CEP and CQ/SP target different use cases, they use different base algorithms. CEP may use a variant of RETE, that, basically, tries to find patterns in data. And patterns are described as a set of rules: pattern->reaction. The most prominent opensource implementation of this approach is Drools.

Pattern-matching with RETE is pretty close to general data-flow (DF) programming, but more high-level (unlike plain DF, it has join operation). In this respect, conventional control flow (CF) programming is close to backward chaining external control is guiding the process to its goal. What is interesting about RETE is that it can be hardware-accelerated. RETE’s Beta-nodes are just Cartesian product operations are similar to matrix multiplication and can be accelerated using the similar approach (systolic arrays). Moreover, RETE is well-extandable, there can be variants for probabilistic and approximate inference, hybridizing with neural networks and so on…

The goal of Memoria’s DSL Engine is to provide integrated execution environment for backward chaining strategy (regular queries, CF programs) and forward chaining (RETE-based CEP and SP).

Language Kit

M-code is an intermediate level language and is not intended for manual code authoring. For high-level languages and DSLs there is a Boost Spirit integration. The grammar may produce AST on a Hermes document format directly, without intermediate objects. This is how HermesPath and Hermes Template engine (Jinja-like syntax) works.

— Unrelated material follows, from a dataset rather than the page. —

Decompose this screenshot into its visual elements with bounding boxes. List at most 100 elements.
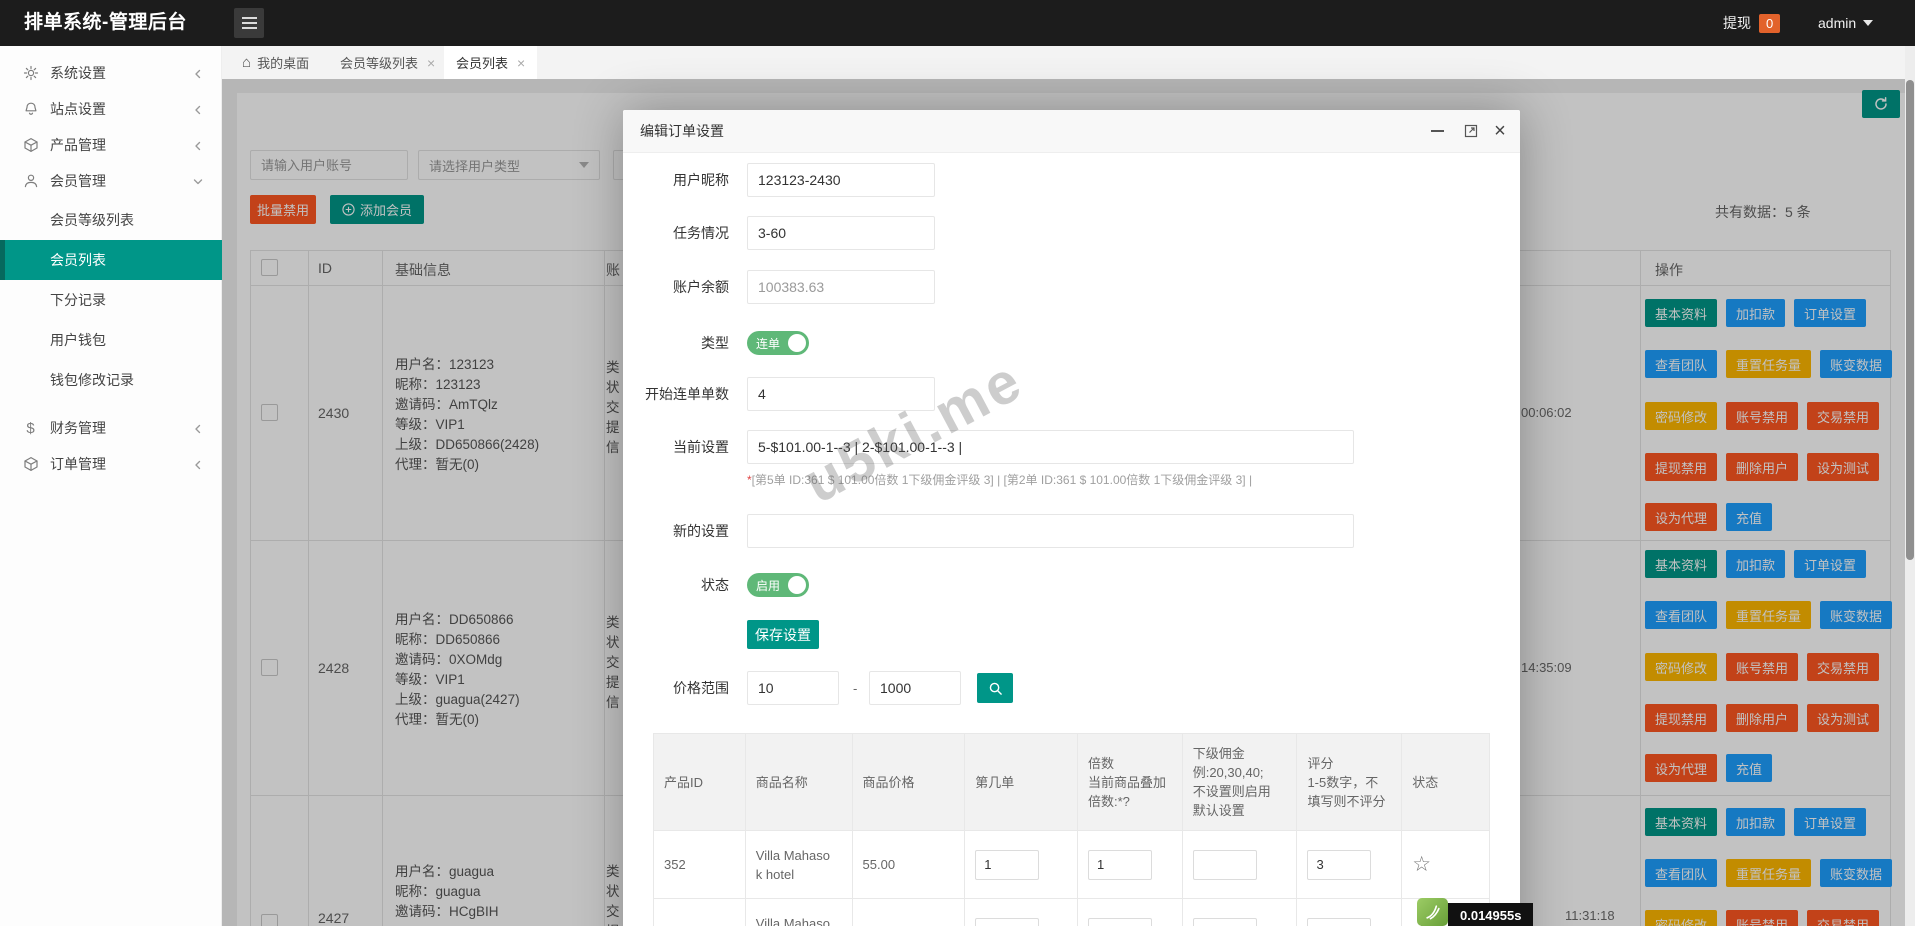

But Boost Spirit isn’t that scalable, so there are plans to integrate ANTLR4 with Hermes. The idea is to write special ALTLR4 backend producing AST in the Hermes Document format and related helper classes.

Roadmap

DSL Engine may look like it’s a fully featured programming platform, but this specific part of the design is highly experimental. The goal is to support DSL programming in the large, with focus on advanced cases like first-class support for accelerated RETE inference engine.

DSL Engine is going to be detachable, configurable and embeddable, so other projects may also use it even if don’t need the rest of Memoria and have different runtime environments.